Die politischen Schlussfolgerungen, die bisher aus der NSU-Mordserie gezogen wurden, führen in die falsche Richtung. Anstatt sich mit den rassistischen Vorurteilen in der Ermittlungslogik sowie den eklatanten Fehleinschätzungen in Bezug auf die Neonazibewegung in Deutschland auseinanderzusetzen, wird die Sicherheitsarchitektur weiter ausgebaut. Eine grundlegende Diskussion über Rassismus in der Mitte der Gesellschaft wird konsequent vermieden.
Wir, die Unterzeichner*innen, rufen dazu auf:
- die parlamentarischen Untersuchungen des Neonazi- und Geheimdienstskandals aufmerksam zu beobachten. Konsequenzen und Aufklärung setzen zivilgesellschaftliches Interesse und Druck voraus. Wichtig ist, diese aufmerksame Beobachtung auch mit einer kritischen Selbstreflexion innerhalb von antifaschistischen Gruppen, Medien und anderen zu verbinden, den Betroffenen zuzuhören und deren Perspektiven ernst zu nehmen
Wir unterstützen:
- das „Bündnis gegen das Schweigen“ beim Aufbau einer unabhängigen Beobachter*innengruppe für die parlamentarischen Untersuchungsausschüsse.
Wir fordern:
- die umfassende und schonungslose Aufklärung aller Vorgänge bei den Sicherheits- und Geheimdiensten in Bezug auf das Netzwerk des NSU und seiner Unterstützer*innen.
- personelle und strukturelle Konsequenzen in den Reihen der zuständigen Geheimdienste, Ermittlungsbehörden und an den politisch verantwortlichen Stellen.

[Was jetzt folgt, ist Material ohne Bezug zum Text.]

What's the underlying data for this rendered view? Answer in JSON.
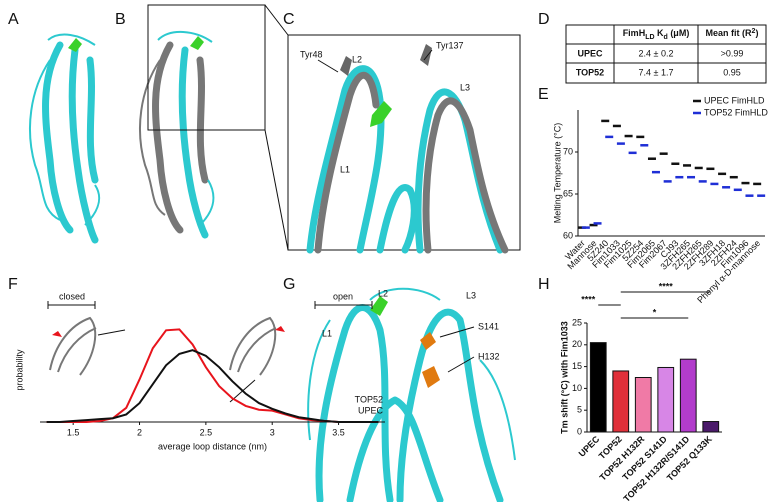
{
  "panel_labels": [
    "A",
    "B",
    "C",
    "D",
    "E",
    "F",
    "G",
    "H"
  ],
  "image_labels": {
    "c": [
      "Tyr48",
      "L2",
      "Tyr137",
      "L3",
      "L1"
    ],
    "g": [
      "L2",
      "L3",
      "L1",
      "S141",
      "H132"
    ]
  },
  "table": {
    "column_headers": [
      [
        {
          "text": "FimH"
        },
        {
          "text": "LD",
          "sub": true
        },
        {
          "text": " K"
        },
        {
          "text": "d",
          "sub": true
        },
        {
          "text": " (μM)"
        }
      ],
      [
        {
          "text": "Mean fit (R"
        },
        {
          "text": "2",
          "sup": true
        },
        {
          "text": ")"
        }
      ]
    ],
    "rows": [
      [
        "UPEC",
        "2.4 ± 0.2",
        ">0.99"
      ],
      [
        "TOP52",
        "7.4 ± 1.7",
        "0.95"
      ]
    ]
  },
  "chart_data": [
    {
      "type": "dot",
      "y_label": "Melting Temperature (°C)",
      "categories": [
        "Water",
        "Mannose",
        "5Z240",
        "Fim1033",
        "Fim1025",
        "5Z254",
        "Fim2065",
        "Fim2067",
        "CJ93",
        "3ZFH265",
        "2ZFH265",
        "2ZFH289",
        "3ZFH18",
        "2ZFH24",
        "Fim1096",
        "Phenyl α-D-mannose"
      ],
      "series": [
        {
          "name": "UPEC FimHLD",
          "color": "#111111",
          "values": [
            61.0,
            61.3,
            73.7,
            73.1,
            71.9,
            71.8,
            69.2,
            69.8,
            68.6,
            68.4,
            68.1,
            68.0,
            67.4,
            67.0,
            66.3,
            66.2
          ]
        },
        {
          "name": "TOP52 FimHLD",
          "color": "#1f2fd6",
          "values": [
            61.0,
            61.5,
            71.8,
            71.0,
            69.9,
            70.8,
            67.6,
            66.5,
            67.0,
            67.0,
            66.5,
            66.2,
            65.8,
            65.5,
            64.8,
            64.8
          ]
        }
      ],
      "ylim": [
        60,
        75
      ],
      "yticks": [
        60,
        65,
        70
      ],
      "legend": "upper right"
    },
    {
      "type": "line",
      "x_label": "average loop distance (nm)",
      "y_label": "probability",
      "x": [
        1.3,
        1.4,
        1.5,
        1.6,
        1.7,
        1.8,
        1.9,
        2.0,
        2.1,
        2.2,
        2.3,
        2.4,
        2.5,
        2.6,
        2.7,
        2.8,
        2.9,
        3.0,
        3.1,
        3.2,
        3.3,
        3.4,
        3.5,
        3.6,
        3.7,
        3.8
      ],
      "series": [
        {
          "name": "TOP52",
          "color": "#e8141c",
          "values": [
            0,
            0,
            0,
            0,
            0.01,
            0.04,
            0.15,
            0.45,
            0.78,
            0.97,
            0.98,
            0.82,
            0.58,
            0.38,
            0.25,
            0.17,
            0.13,
            0.12,
            0.08,
            0.04,
            0.02,
            0.01,
            0,
            0,
            0,
            0
          ]
        },
        {
          "name": "UPEC",
          "color": "#111111",
          "values": [
            0,
            0,
            0.01,
            0.02,
            0.03,
            0.04,
            0.08,
            0.2,
            0.4,
            0.6,
            0.72,
            0.76,
            0.7,
            0.58,
            0.43,
            0.3,
            0.2,
            0.14,
            0.09,
            0.05,
            0.03,
            0.01,
            0,
            0,
            0,
            0
          ]
        }
      ],
      "xlim": [
        1.25,
        3.85
      ],
      "xticks": [
        1.5,
        2.0,
        2.5,
        3.0,
        3.5
      ],
      "ylim": [
        0,
        1.1
      ],
      "annotations": [
        "closed",
        "open"
      ],
      "legend": "lower right"
    },
    {
      "type": "bar",
      "y_label": "Tm shift (°C) with Fim1033",
      "categories": [
        "UPEC",
        "TOP52",
        "TOP52 H132R",
        "TOP52 S141D",
        "TOP52 H132R/S141D",
        "TOP52 Q133K"
      ],
      "values": [
        20.5,
        14.0,
        12.5,
        14.8,
        16.7,
        2.4
      ],
      "colors": [
        "#000000",
        "#e0303a",
        "#f07aa6",
        "#d786e6",
        "#b23ccc",
        "#4b1a6a"
      ],
      "ylim": [
        0,
        25
      ],
      "yticks": [
        0,
        5,
        10,
        15,
        20,
        25
      ],
      "annotations": [
        "****",
        "****",
        "*"
      ]
    }
  ]
}
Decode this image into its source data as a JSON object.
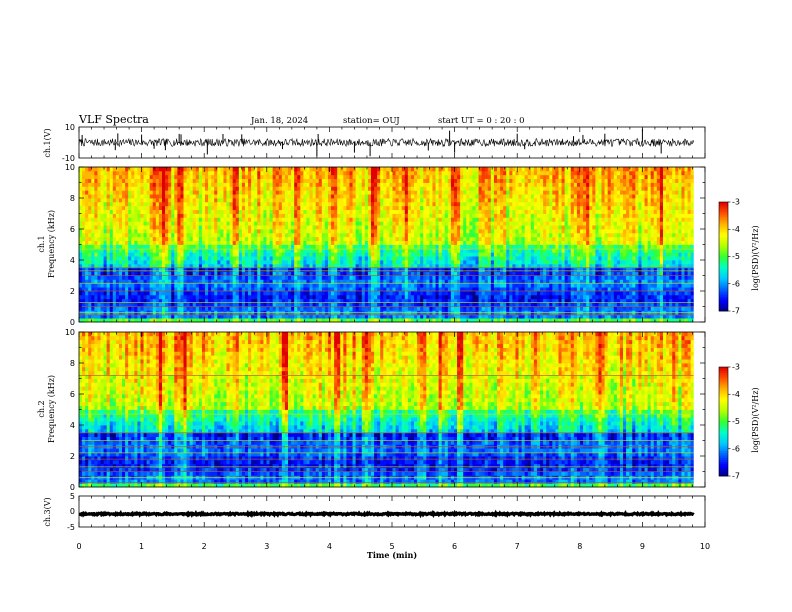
{
  "header": {
    "title": "VLF Spectra",
    "date": "Jan. 18, 2024",
    "station": "station= OUJ",
    "start": "start  UT =   0 : 20 : 0"
  },
  "colors": {
    "colormap": [
      "#000080",
      "#0000ff",
      "#0064ff",
      "#00c8ff",
      "#00ffc8",
      "#32ff32",
      "#b4ff00",
      "#ffff00",
      "#ffb400",
      "#ff5000",
      "#e00000"
    ],
    "trace": "#000000",
    "harmonic_line": "#b05a28"
  },
  "chart_data": [
    {
      "type": "line",
      "name": "ch1-waveform",
      "ylabel": "ch.1(V)",
      "ylim": [
        -10,
        10
      ],
      "yticks": [
        "10",
        "-10"
      ],
      "xlim": [
        0,
        10
      ],
      "baseline": 0,
      "amplitude": 2.5,
      "spikes_at_min": [
        0.05,
        0.58,
        0.62,
        1.0,
        1.2,
        1.38,
        1.6,
        1.63,
        2.05,
        2.3,
        2.6,
        3.25,
        3.8,
        3.82,
        4.4,
        4.65,
        5.58,
        5.92,
        6.0,
        7.0,
        7.12,
        7.9,
        8.05,
        8.4,
        9.0,
        9.3
      ]
    },
    {
      "type": "heatmap",
      "name": "ch1-spectrogram",
      "ylabel": "ch.1\nFrequency (kHz)",
      "ylim": [
        0,
        10
      ],
      "yticks": [
        "0",
        "2",
        "4",
        "6",
        "8",
        "10"
      ],
      "xlim": [
        0,
        10
      ],
      "colorbar": {
        "label": "log(PSD)(V²/Hz)",
        "range": [
          -7,
          -3
        ],
        "ticks": [
          "-3",
          "-4",
          "-5",
          "-6",
          "-7"
        ]
      },
      "data_end_min": 9.82,
      "harmonic_lines_khz": [
        0.45,
        0.6,
        1.0,
        1.25,
        2.0,
        2.5,
        3.0,
        3.3,
        3.5,
        4.7
      ],
      "bright_bursts_min": [
        1.2,
        1.35,
        1.6,
        1.65,
        2.5,
        3.2,
        3.5,
        4.1,
        4.7,
        5.2,
        6.0,
        7.9,
        8.1,
        9.3
      ]
    },
    {
      "type": "heatmap",
      "name": "ch2-spectrogram",
      "ylabel": "ch.2\nFrequency (kHz)",
      "ylim": [
        0,
        10
      ],
      "yticks": [
        "0",
        "2",
        "4",
        "6",
        "8",
        "10"
      ],
      "xlim": [
        0,
        10
      ],
      "colorbar": {
        "label": "log(PSD)(V²/Hz)",
        "range": [
          -7,
          -3
        ],
        "ticks": [
          "-3",
          "-4",
          "-5",
          "-6",
          "-7"
        ]
      },
      "data_end_min": 9.82,
      "harmonic_lines_khz": [
        0.3,
        0.6,
        1.0,
        1.3,
        1.8,
        2.2,
        2.6,
        3.0,
        3.5,
        4.7,
        7.2
      ],
      "bright_bursts_min": [
        1.3,
        1.6,
        1.7,
        2.5,
        3.3,
        4.1,
        4.6,
        5.5,
        5.8,
        6.1,
        7.8,
        8.3,
        9.5
      ]
    },
    {
      "type": "line",
      "name": "ch3-waveform",
      "ylabel": "ch.3(V)",
      "ylim": [
        -5,
        5
      ],
      "yticks": [
        "5",
        "0",
        "-5"
      ],
      "xlim": [
        0,
        10
      ],
      "baseline": -0.8,
      "amplitude": 0.25
    }
  ],
  "xaxis": {
    "label": "Time  (min)",
    "ticks": [
      "0",
      "1",
      "2",
      "3",
      "4",
      "5",
      "6",
      "7",
      "8",
      "9",
      "10"
    ]
  }
}
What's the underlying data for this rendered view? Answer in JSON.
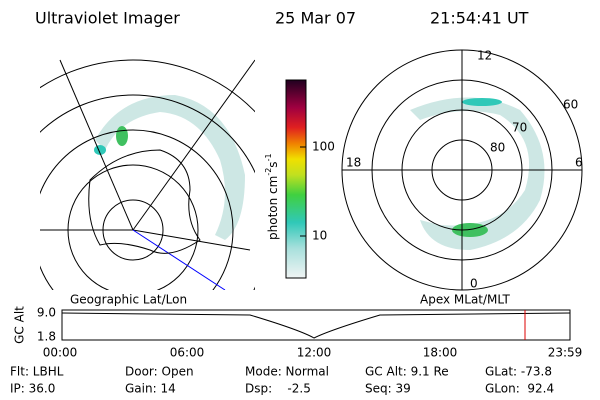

- eine umfassende Entschädigung aller Angehörigen und Hinterbliebenen der NSU-Anschläge durch die Bundesregierung.
- eine ernsthafte Debatte über die Notwendigkeit des Inlandsgeheimdienstes.
- die Anerkennung der Arbeit sowie die langfristige Finanzierung von Opferberatungsstellen, Mobilen Beratungsteams, anderen zivilgesellschaftlichen und migrantischen Akteur*innen.
- ein Bleiberecht für alle Opfer rassistischer Gewalt.
- ein Ende der rassistischen und unmenschlichen Abschiebepraxis der Bundesrepublik Deutschland und eine willkommensorientierte Einwanderungspolitik.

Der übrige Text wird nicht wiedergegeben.